La conception des robots n'est pas qu'une question de technologie

Par 05 septembre 2008

L'interaction homme / machine peut être entravée par les clichés que véhiculent notamment les films. Des ingénieurs proposent d'étudier notre perception des robots de SF pour optimiser la création des futurs humanoïdes.

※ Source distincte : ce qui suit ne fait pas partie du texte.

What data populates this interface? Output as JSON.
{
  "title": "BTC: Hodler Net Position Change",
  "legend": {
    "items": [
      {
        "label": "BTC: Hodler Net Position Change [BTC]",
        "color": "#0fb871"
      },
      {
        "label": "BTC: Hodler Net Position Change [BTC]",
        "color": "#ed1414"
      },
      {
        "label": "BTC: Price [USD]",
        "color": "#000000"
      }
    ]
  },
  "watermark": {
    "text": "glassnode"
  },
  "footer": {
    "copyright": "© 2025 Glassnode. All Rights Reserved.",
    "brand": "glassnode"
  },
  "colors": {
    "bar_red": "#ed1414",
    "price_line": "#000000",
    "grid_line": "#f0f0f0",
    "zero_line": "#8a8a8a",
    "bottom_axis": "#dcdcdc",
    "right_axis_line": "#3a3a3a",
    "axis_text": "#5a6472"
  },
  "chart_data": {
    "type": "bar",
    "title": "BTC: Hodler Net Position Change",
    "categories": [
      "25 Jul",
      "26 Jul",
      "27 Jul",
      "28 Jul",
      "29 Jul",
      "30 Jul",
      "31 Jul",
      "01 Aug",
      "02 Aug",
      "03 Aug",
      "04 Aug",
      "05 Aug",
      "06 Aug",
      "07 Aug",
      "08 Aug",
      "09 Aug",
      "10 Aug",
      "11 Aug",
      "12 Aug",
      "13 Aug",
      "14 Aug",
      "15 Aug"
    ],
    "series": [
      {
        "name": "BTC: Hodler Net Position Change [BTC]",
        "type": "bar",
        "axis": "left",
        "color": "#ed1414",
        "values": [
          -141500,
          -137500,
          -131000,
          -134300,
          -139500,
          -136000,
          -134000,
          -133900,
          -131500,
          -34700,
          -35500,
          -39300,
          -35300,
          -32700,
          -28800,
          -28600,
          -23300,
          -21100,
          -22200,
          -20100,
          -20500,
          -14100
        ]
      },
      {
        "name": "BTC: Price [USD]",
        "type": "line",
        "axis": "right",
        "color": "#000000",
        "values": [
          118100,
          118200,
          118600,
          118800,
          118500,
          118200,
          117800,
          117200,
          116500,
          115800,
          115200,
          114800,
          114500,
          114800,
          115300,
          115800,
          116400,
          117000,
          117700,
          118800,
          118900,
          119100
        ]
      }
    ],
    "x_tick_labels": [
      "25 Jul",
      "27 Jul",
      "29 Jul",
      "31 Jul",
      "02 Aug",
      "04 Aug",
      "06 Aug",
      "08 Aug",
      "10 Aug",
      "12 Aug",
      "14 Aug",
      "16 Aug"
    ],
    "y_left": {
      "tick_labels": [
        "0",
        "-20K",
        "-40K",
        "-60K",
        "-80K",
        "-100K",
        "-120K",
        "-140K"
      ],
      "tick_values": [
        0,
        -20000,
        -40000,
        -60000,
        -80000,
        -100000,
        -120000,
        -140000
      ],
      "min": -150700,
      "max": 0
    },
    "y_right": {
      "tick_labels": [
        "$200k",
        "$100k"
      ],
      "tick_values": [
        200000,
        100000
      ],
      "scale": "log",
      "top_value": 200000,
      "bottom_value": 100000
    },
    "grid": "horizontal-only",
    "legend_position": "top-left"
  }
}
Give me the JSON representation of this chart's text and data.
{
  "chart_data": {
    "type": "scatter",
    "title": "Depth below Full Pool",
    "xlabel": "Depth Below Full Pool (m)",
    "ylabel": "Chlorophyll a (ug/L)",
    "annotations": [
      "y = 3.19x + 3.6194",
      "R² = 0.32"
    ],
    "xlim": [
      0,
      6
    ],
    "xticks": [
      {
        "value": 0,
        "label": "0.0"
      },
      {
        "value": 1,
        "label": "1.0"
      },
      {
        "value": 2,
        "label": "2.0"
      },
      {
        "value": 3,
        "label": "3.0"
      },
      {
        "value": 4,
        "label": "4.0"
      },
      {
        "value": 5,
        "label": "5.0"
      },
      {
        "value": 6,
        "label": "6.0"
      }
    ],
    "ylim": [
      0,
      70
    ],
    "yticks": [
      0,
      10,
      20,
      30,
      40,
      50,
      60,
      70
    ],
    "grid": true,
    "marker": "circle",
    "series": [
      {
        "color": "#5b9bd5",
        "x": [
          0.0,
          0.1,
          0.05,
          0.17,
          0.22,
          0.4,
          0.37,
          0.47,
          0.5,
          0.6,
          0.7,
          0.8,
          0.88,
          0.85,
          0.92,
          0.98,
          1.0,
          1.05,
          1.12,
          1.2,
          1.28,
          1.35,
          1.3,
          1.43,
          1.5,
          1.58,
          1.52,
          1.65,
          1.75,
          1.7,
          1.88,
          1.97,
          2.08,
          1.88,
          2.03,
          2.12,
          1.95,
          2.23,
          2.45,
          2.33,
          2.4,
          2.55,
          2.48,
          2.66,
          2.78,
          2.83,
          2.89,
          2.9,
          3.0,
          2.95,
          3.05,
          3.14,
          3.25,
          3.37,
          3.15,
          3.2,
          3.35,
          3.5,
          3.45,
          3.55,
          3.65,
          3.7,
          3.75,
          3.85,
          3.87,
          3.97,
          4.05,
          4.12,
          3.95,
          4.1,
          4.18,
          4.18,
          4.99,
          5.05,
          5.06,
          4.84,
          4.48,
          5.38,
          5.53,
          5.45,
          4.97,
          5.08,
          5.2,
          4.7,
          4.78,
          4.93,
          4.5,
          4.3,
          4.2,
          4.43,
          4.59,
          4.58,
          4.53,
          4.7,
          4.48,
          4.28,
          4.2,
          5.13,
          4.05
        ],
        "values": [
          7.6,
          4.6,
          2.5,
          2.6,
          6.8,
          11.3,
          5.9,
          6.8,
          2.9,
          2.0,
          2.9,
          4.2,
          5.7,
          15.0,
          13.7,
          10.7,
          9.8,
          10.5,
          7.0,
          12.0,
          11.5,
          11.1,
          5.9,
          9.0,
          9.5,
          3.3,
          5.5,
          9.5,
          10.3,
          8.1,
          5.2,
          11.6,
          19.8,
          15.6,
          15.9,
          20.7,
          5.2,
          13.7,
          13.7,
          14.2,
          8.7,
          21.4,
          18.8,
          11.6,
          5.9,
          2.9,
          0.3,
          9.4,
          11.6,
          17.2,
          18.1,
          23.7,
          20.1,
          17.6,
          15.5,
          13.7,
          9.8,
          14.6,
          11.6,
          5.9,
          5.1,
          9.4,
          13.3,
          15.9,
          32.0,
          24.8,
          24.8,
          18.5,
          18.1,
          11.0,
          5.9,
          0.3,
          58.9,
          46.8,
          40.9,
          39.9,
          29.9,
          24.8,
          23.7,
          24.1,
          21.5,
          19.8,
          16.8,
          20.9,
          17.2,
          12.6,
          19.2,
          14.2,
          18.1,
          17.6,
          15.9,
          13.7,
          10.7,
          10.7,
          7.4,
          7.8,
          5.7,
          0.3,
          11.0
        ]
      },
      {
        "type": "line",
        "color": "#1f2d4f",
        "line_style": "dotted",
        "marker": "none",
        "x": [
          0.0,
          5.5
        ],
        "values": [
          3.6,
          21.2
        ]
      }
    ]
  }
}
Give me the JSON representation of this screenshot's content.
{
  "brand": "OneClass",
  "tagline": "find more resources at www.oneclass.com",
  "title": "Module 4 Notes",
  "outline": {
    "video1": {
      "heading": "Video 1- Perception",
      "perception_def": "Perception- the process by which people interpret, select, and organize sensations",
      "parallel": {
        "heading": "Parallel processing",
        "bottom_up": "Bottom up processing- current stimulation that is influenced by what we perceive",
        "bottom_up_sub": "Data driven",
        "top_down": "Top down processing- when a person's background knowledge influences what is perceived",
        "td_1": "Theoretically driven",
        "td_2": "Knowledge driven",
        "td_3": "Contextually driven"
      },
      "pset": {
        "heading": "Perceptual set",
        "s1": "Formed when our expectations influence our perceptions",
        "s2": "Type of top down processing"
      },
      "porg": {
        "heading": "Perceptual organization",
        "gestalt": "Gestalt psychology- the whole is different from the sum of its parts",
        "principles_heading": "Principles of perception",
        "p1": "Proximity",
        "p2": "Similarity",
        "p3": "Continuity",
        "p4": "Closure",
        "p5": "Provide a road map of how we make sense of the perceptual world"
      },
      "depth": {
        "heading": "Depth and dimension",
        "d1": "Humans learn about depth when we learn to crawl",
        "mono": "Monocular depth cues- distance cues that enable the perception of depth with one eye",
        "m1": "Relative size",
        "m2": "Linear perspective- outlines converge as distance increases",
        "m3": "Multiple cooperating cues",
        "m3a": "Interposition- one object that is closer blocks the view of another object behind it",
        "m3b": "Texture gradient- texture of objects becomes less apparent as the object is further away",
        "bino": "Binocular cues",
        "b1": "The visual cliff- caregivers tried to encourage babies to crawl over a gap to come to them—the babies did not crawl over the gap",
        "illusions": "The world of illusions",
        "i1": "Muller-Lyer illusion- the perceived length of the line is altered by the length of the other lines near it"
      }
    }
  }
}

 Aider les ingénieurs à concevoir des robots qui correspondent aux attentes de l'utilisateur final. C'est le but poursuivi par le roboticien Bill Smart et la chercheur en littérature Lara Bovilsky, tous deux enseignants à l'université Washington de Saint Louis. Ils ont animé un atelier de travail sur la façon dont les robots de fiction sont perçus par le plus grand nombre à la conférence RO-MAN 2008 qui s'est tenue à Munich. L'image des robots que véhiculent en effet des films tels que Terminator ou Matrix entrave le développement massif des robots et surtout la qualité de l'interaction entre l'homme et la machine. "La plupart des gens n'ont jamais vu un robot de leur vie. La seule expérience qu'ils en ont vient du cinéma ou des livres", explique Bill Smart au New Scientist. Cela influe la façon dont ils réagissent à de vrais robots. "Les gens ont une idée préconçue de la façon dont un humanoïde doit se comporter. Si ce n'est pas le cas, ils peuvent être déroutés".
La réalité ne dépasse pas encore la fiction
Bill Smart cite le cas d'un robot conçu par Smart qui se déplaçait dans une pièce et prenait des photographies des personnes s'y trouvant. "Celles d'entre elles qui n'y voyaient qu'un appareil photo monté sur un système mobile étaient ravies tandis que celles qui assimilaient ce robot à un véritable photographe étaient moins enthousiastes". Cette déception pourrait s'expliquer par l'ultra sophistication à laquelle la science fiction nous a habitués. "Dans Star Wars, C-3PO est proche d'un être humain. Mais en réalité, les robots ne sont pas aussi évolués". Plutôt que de demander au public de revoir ses exigences à la baisse, Bill Smart pense que l'étude des robots tels qu'ils sont représentés dans l'inconscient collectif devrait aider les ingénieurs à concevoir des machines qui répondent mieux à nos attentes.
Etudier l'inconscient collectif en matière de robots
"Notre objectif est d'arriver à la conception de robots avec lesquels les êtres humains puissent interagir dans la plus grande confiance possible". Un autre chercheur en robotique, Noel Sharkey, de l'université Sheffield, le confirme : " les chercheurs en robotique savent que le comportement des hommes face à des robots est influencé par la façon dont la science fiction les leur représente". L'idée d'étudier l'histoire de la robotique dans la littérature et au cinéma afin d'enrichir la conception des humanoïdes du futur lui semble donc prometteuse. Ce ne serait pas la première fois que la fiction influence la réalité. Le visage du robot du MIT, Kismet, censé exprimer des émotions, a pu être réalisé grâce à la collaboration d'une société hollywoodienne d'effets spéciaux. Noel Sharkey prévient cependant  qu'un tel programme de travail robotico-fictif n'en est qu'à ses prémisses.